14 thoughts on “Are we paying too much for the Australian dream?”
AR
July 14, 2009 at 7:22 amYES! qed.
brewesan
July 14, 2009 at 9:42 amWe might not be Monaco but we might as well be in our Cities. It’s not the cost of housing that’s the problem, it’s the cost of LAND. We have a generation of baby boomers with a vested interested in ensuring Nothing At All Changes. (Trust me, I’m from Perth and we’re full of them). We have suburbs full of the 1960s quarter acre block with empty nesters or a single old lady living on them. Of course, there’s no political will to promote density.
Additionally, any land suitable for development is obliterated by the green movement. This is driven, once again, by the baby boomers sitting in their comfy homes tut-tutting about saving the lovely cockatoos that visit in the evening. The extensive UWA bushland just 5 km from the CBD that has been earmarked for development for 100 years (and now won’t be) is case in point. Our “green enlightenment” comes at great cost to today’s families.
So while the baby boomers sit fat, dumb and happy, their Gen X children are in families where both parents are working to desperately pay a mortgage double the relative value of the baby boomer generation.
A huge cache of baby boomers turn 60 this year. In the next ten years, their inevitable downsizing, I predict, will put incredible downward pressure on housing values.
james mcdonald
July 14, 2009 at 3:13 pmIf anyone but me is still reading this, an answer for AFOXRUSSELL might be that negative gearing was originally intended to help farmers get through bad years and new businesses get through the start-up period on the way to profitability. Using negative gearing as a structural component of an going concern with no intention of ever making a profit was once considered a loophole that needed closing, until the number of investors using that loophole made it politically untouchable.
But negative gearing isn’t the only tax distortion to consider. What about the Capital Gains Tax? This tax took ten years from its inception to start having an effect on home prices (the opposite effect of that intended) because other factors needed to fall into place like the minerals boom. But it provided property-speculator spruikers a great reason to convince fellow speculators to buy and hold in certain markets, rather than selling after a few years as they used to. New (and in my opinion incredibly risky) investment models evolved in response to the CGT in which you can make money by leveraging off increased equity without ever selling a single property. It works best if many other speculators are doing the same thing, because together they reduce the available pool of properties for sale and thus the supply-demand imbalance. That’s why the proportion of investor-owned to owner-occupied houses (not just apartments) has risen in the last ten years. So of course, not very much CGT is actually collected on properties.
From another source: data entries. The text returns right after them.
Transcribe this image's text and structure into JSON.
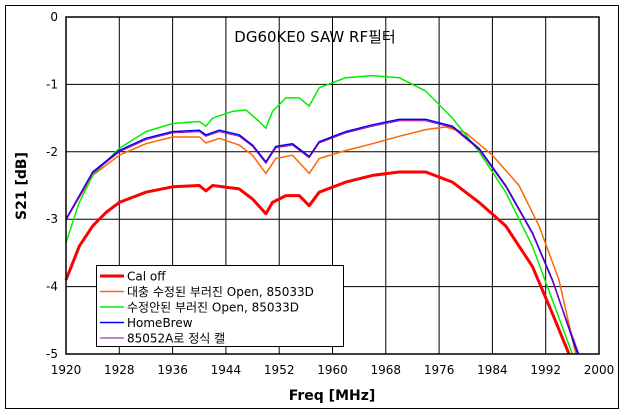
{
  "chart_data": {
    "type": "line",
    "title": "DG60KE0 SAW RF필터",
    "xlabel": "Freq [MHz]",
    "ylabel": "S21 [dB]",
    "xlim": [
      1920,
      2000
    ],
    "ylim": [
      -5,
      0
    ],
    "xticks": [
      1920,
      1928,
      1936,
      1944,
      1952,
      1960,
      1968,
      1976,
      1984,
      1992,
      2000
    ],
    "yticks": [
      0,
      -1,
      -2,
      -3,
      -4,
      -5
    ],
    "grid": true,
    "legend_position": "bottom-left",
    "series": [
      {
        "name": "Cal off",
        "color": "#ff0000",
        "width": 3,
        "x": [
          1920,
          1922,
          1924,
          1926,
          1928,
          1932,
          1936,
          1940,
          1941,
          1942,
          1946,
          1948,
          1950,
          1951,
          1953,
          1955,
          1956.5,
          1958,
          1962,
          1966,
          1970,
          1974,
          1978,
          1982,
          1986,
          1990,
          1993,
          1995.5
        ],
        "y": [
          -3.9,
          -3.4,
          -3.1,
          -2.9,
          -2.75,
          -2.6,
          -2.52,
          -2.5,
          -2.58,
          -2.5,
          -2.55,
          -2.7,
          -2.92,
          -2.75,
          -2.65,
          -2.65,
          -2.8,
          -2.6,
          -2.45,
          -2.35,
          -2.3,
          -2.3,
          -2.45,
          -2.75,
          -3.1,
          -3.7,
          -4.4,
          -5
        ]
      },
      {
        "name": "대충 수정된 부러진 Open, 85033D",
        "color": "#ff6600",
        "width": 1.5,
        "x": [
          1920,
          1924,
          1928,
          1932,
          1936,
          1940,
          1941,
          1943,
          1946,
          1948,
          1950,
          1951.5,
          1954,
          1956.5,
          1958,
          1962,
          1966,
          1970,
          1974,
          1977,
          1980,
          1984,
          1988,
          1991,
          1994,
          1996.5
        ],
        "y": [
          -3.0,
          -2.35,
          -2.05,
          -1.88,
          -1.78,
          -1.78,
          -1.87,
          -1.8,
          -1.9,
          -2.05,
          -2.32,
          -2.1,
          -2.05,
          -2.32,
          -2.1,
          -1.98,
          -1.88,
          -1.77,
          -1.67,
          -1.63,
          -1.72,
          -2.05,
          -2.5,
          -3.1,
          -3.9,
          -5
        ]
      },
      {
        "name": "수정안된 부러진 Open, 85033D",
        "color": "#00ee00",
        "width": 1.5,
        "x": [
          1920,
          1922,
          1924,
          1928,
          1932,
          1936,
          1940,
          1941,
          1942,
          1945,
          1947,
          1949,
          1950,
          1951,
          1953,
          1955,
          1956.5,
          1958,
          1962,
          1966,
          1970,
          1974,
          1978,
          1982,
          1986,
          1990,
          1993,
          1996
        ],
        "y": [
          -3.35,
          -2.75,
          -2.35,
          -1.95,
          -1.7,
          -1.58,
          -1.55,
          -1.62,
          -1.5,
          -1.4,
          -1.38,
          -1.55,
          -1.65,
          -1.4,
          -1.2,
          -1.2,
          -1.32,
          -1.05,
          -0.9,
          -0.87,
          -0.9,
          -1.1,
          -1.5,
          -2.0,
          -2.6,
          -3.4,
          -4.2,
          -5
        ]
      },
      {
        "name": "HomeBrew",
        "color": "#0000ff",
        "width": 1.5,
        "x": [
          1920,
          1924,
          1928,
          1932,
          1936,
          1940,
          1941,
          1943,
          1946,
          1948,
          1950,
          1951.5,
          1954,
          1956.5,
          1958,
          1962,
          1966,
          1970,
          1974,
          1978,
          1982,
          1986,
          1990,
          1993,
          1996.8
        ],
        "y": [
          -3.0,
          -2.3,
          -1.98,
          -1.8,
          -1.7,
          -1.68,
          -1.75,
          -1.68,
          -1.75,
          -1.9,
          -2.15,
          -1.92,
          -1.88,
          -2.07,
          -1.85,
          -1.7,
          -1.6,
          -1.52,
          -1.52,
          -1.62,
          -1.95,
          -2.5,
          -3.2,
          -3.9,
          -5
        ]
      },
      {
        "name": "85052A로 정식 캘",
        "color": "#990099",
        "width": 1,
        "x": [
          1920,
          1924,
          1928,
          1932,
          1936,
          1940,
          1941,
          1943,
          1946,
          1948,
          1950,
          1951.5,
          1954,
          1956.5,
          1958,
          1962,
          1966,
          1970,
          1974,
          1978,
          1982,
          1986,
          1990,
          1993,
          1997
        ],
        "y": [
          -3.02,
          -2.32,
          -2.0,
          -1.82,
          -1.72,
          -1.7,
          -1.77,
          -1.7,
          -1.77,
          -1.92,
          -2.17,
          -1.94,
          -1.9,
          -2.09,
          -1.87,
          -1.72,
          -1.62,
          -1.54,
          -1.54,
          -1.64,
          -1.97,
          -2.52,
          -3.22,
          -3.92,
          -5
        ]
      }
    ]
  }
}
A fair policy option to consider would be excluding all residential property from Capital Gains Tax. This would allow speculators hit by hard times to exit cleanly and realize most of their capital gains. It would also increase the available pool of homes and thus help home buyers. Of course there is no free lunch; owners who choose not to sell would see a temporary drop in their beloved home prices. But owner-occupiers would also be able to move paying tenants into their homes without crossing over into CGT territory. There’s no absolute win-win available in the cutthroat property market, but excluding homes from Capital Gains Tax may be the next best thing.
Geoffrey Ross Fawthrop
July 16, 2009 at 6:00 pmWe had a sub prime mortgage crisis before the yanks, during the recession we had to have. Or have you all forgotten that in 1990/1991 all australian real estate markets dropped, almost as far as the stock market. They just took longer to get there. The australian economy usually lags behind the rest of the world both on the way up and down.
Have you not seen the ads urging first home owners to buy on zero deposit, legals or stamp duty, because the FHOG covers all that. Together with ads from home wares retailers on zero deposit, no payments for 5 years. Have it all now? pay later?
Economic Stimulus has only delayed the crash until after an early election can be called.